How does one fully evaluate a RAID configuration?
Pulling drives is one thing, but are there tools and techniques for more?
I've considered putting a nail through a running drive (powder actuated nailgun) to see what would happen, or simulating various electrical anomalies (shorts/opens in cable, power overloads and surges, etc).
What should be tested, and how?
-Adam
I think your testing should cover the reasonable cases that you plan for. If you're trying to set up a server in the bush, then electrical fluctuations are reasonable test suites. If you're in a data center, the Service Agreement probably covers power.
If you think a drive wildly exploding inside a rack is reasonable - then test it. Maybe you're setting up a server in a command center in Baghdad. But once again, less likely if you're in Washington State.
As a general rule, your tests should cover all expected cases:
And reasonable extreme cases.
And most importantly - RAID doesn't protect against drives silently corrupting data! So make sure you're doing hashes and file verification!

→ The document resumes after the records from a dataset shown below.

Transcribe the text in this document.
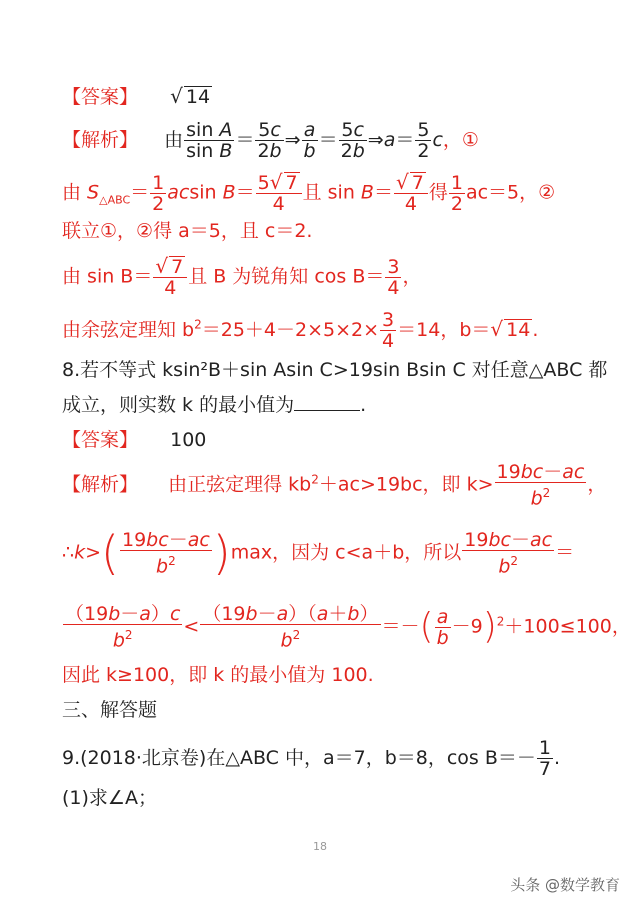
【答案】 √ 14
【解析】 由 $\frac{\text{sin A}}{\text{sin B}} = \frac{5c}{2b}$ ⇒ $\frac{a}{b} = \frac{5c}{2b}$ ⇒a＝ $\frac{5}{2}$ c，①
由 $S_{\triangle ABC}= \frac{1}{2}$ acsin $B= \frac{5√ 7}{4}$ 且 $\sin B= \frac{√ 7}{4}$ 得 $\frac{1}{2} ac=5$，②
联立①，②得 a＝5，且 c＝2.
由 $\sin B= \frac{√ 7}{4}$ 且 B 为锐角知 $\cos B= \frac{3}{4}$ ，
由余弦定理知 $b^2=25+4-2\times 5\times 2\times \frac{3}{4} =14$，b＝√ 14 .
8.若不等式 ksin²B＋sin Asin C>19sin Bsin C 对任意△ABC 都
成立，则实数 k 的最小值为	.
【答案】 100
【解析】 由正弦定理得 $kb^2+ac>19bc$，即 $k> \frac{19bc-ac}{b^2}$ ，
∴k>( $\frac{19bc-ac}{b^2} )\max$，因为 c<a＋b，所以 $\frac{19bc-ac}{b^2}$ ＝
$\frac{(19b-a)c}{b^2} < \frac{(19b-a)(a+b)}{b^2}$ ＝－( $\frac{a}{b} -9)^2+100\le 100$，
因此 k≥100，即 k 的最小值为 100.
三、解答题
9.(2018·北京卷)在△ABC 中，a＝7，b＝8，$\cos B=- \frac{1}{7}$ .
(1)求∠A；
18
头条 @数学教育
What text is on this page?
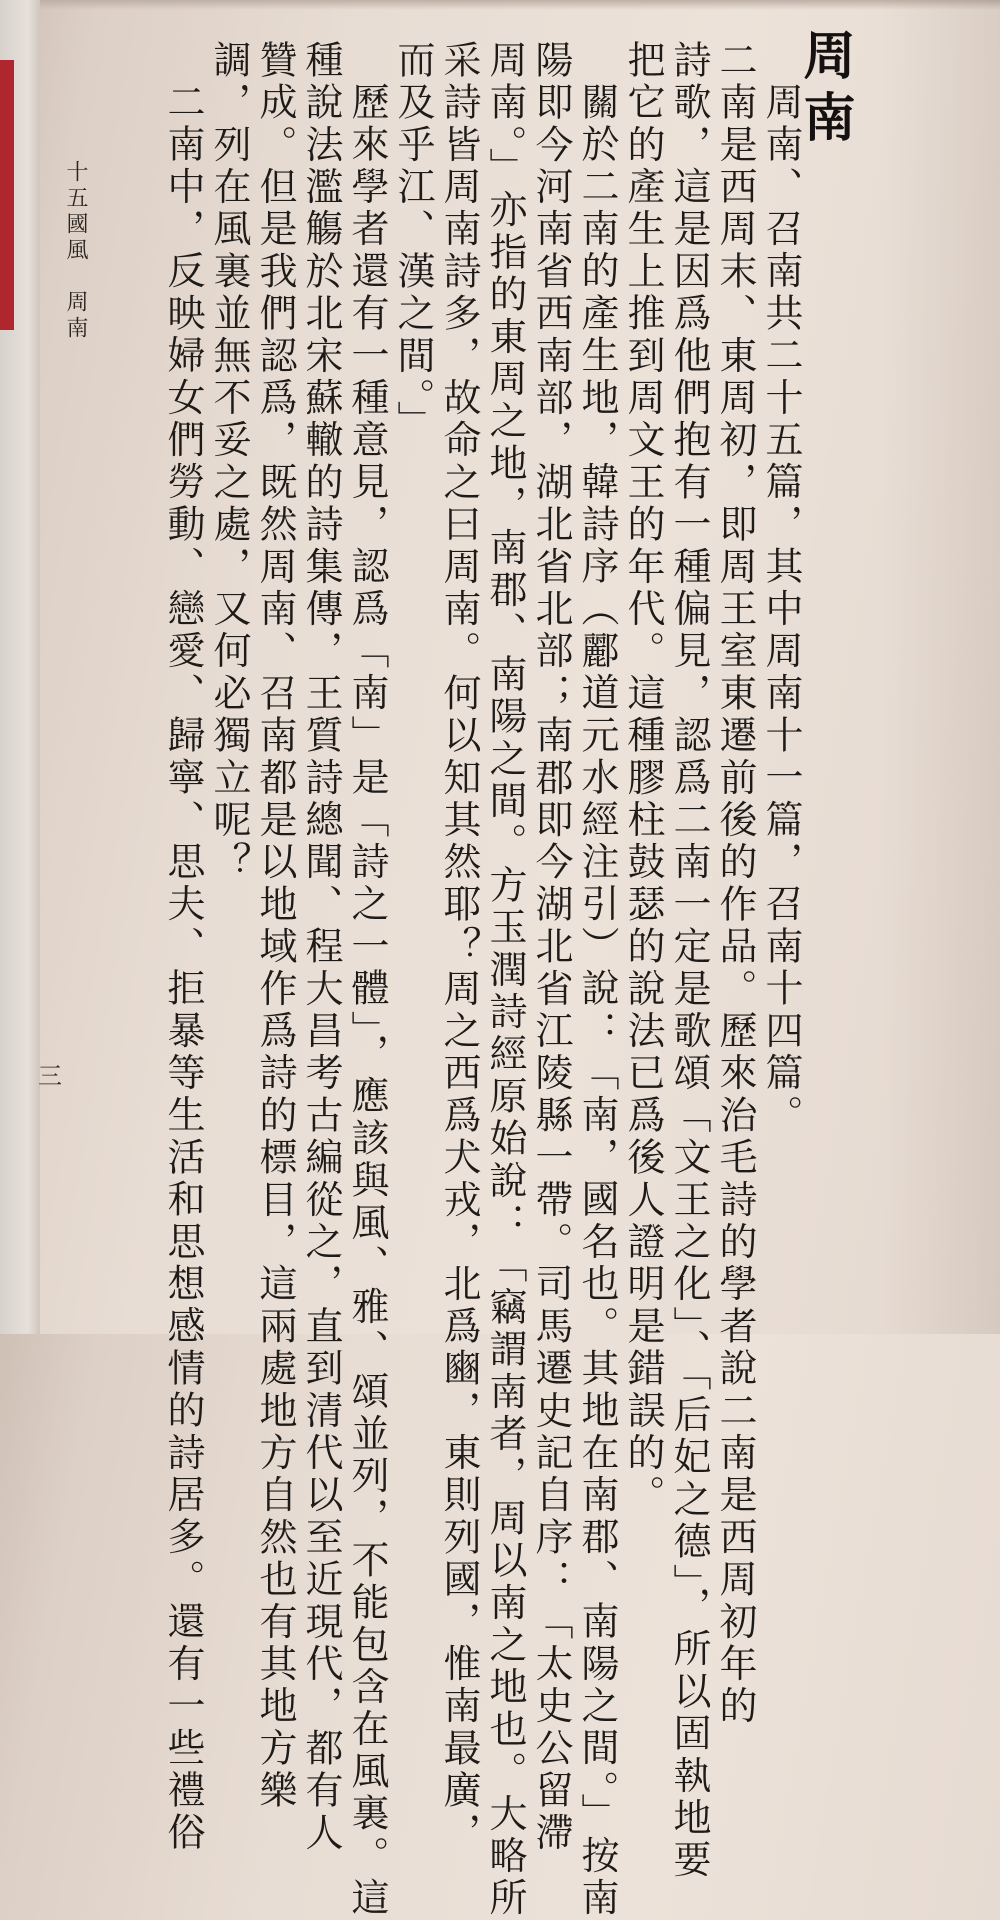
周南
周南、召南共二十五篇，其中周南十一篇，召南十四篇。
二南是西周末、東周初，即周王室東遷前後的作品。歷來治毛詩的學者說二南是西周初年的
詩歌，這是因爲他們抱有一種偏見，認爲二南一定是歌頌「文王之化」、「后妃之德」，所以固執地要
把它的產生上推到周文王的年代。這種膠柱鼓瑟的說法已爲後人證明是錯誤的。
關於二南的產生地，韓詩序（酈道元水經注引）說：「南，國名也。其地在南郡、南陽之間。」按南
陽即今河南省西南部，湖北省北部；南郡即今湖北省江陵縣一帶。司馬遷史記自序：「太史公留滯
周南。」亦指的東周之地，南郡、南陽之間。方玉潤詩經原始說：「竊謂南者，周以南之地也。大略所
采詩皆周南詩多，故命之曰周南。何以知其然耶？周之西爲犬戎，北爲豳，東則列國，惟南最廣，
而及乎江、漢之間。」
歷來學者還有一種意見，認爲「南」是「詩之一體」，應該與風、雅、頌並列，不能包含在風裏。這
種說法濫觴於北宋蘇轍的詩集傳，王質詩總聞、程大昌考古編從之，直到清代以至近現代，都有人
贊成。但是我們認爲，既然周南、召南都是以地域作爲詩的標目，這兩處地方自然也有其地方樂
調，列在風裏並無不妥之處，又何必獨立呢？
二南中，反映婦女們勞動、戀愛、歸寧、思夫、拒暴等生活和思想感情的詩居多。還有一些禮俗
十五國風　周南
三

It is indeed important to test a drive failing inelegantly if you care about the ultimate reliability of the overall solution. Every failed RAID solution (meaning the redundancy does not protect against failing drives) I have seen is due to the failure to test real drive failures. The normal test is to pull a drive, claim that drive failure has been tested, and move on.
The best solution is probably to have a collection of marginal drives, or modified firmware that causes inconsistent responses. Only storage vendors are reasonably likely to have this capability.
I like the idea of putting a nail through a running drive, but the forces on adjacent drives might result in an unrealistically catastrophic failure. Or the complete failure of the drive may result in an unrealistically clean failure.
If I was allowed to do legitimate testing of a RAID, I would destroy a few drives with varying means. Hook up wires to random components on the drive's board and fry them or short them. Indeed put a nail through a drive if the geometry of the enclosure makes this unlikely to destroy adjacent drives. (I think the resulting jostling of the remainder of the array is a reasonable test). Intercept a drive's data path and return every possible error, nonsensical results, or correct results delayed by random amounts of time.
Expect drives to return the wrong block sometimes. Expect drives to cause any conceivable electrical problem on their connection.
My experience is that no one considering a storage purchase wants to do real testing. This could expose real problems. I'd be very interested to hear if there is anyone who actually tests storage reliability - certainly they are not publishing their results.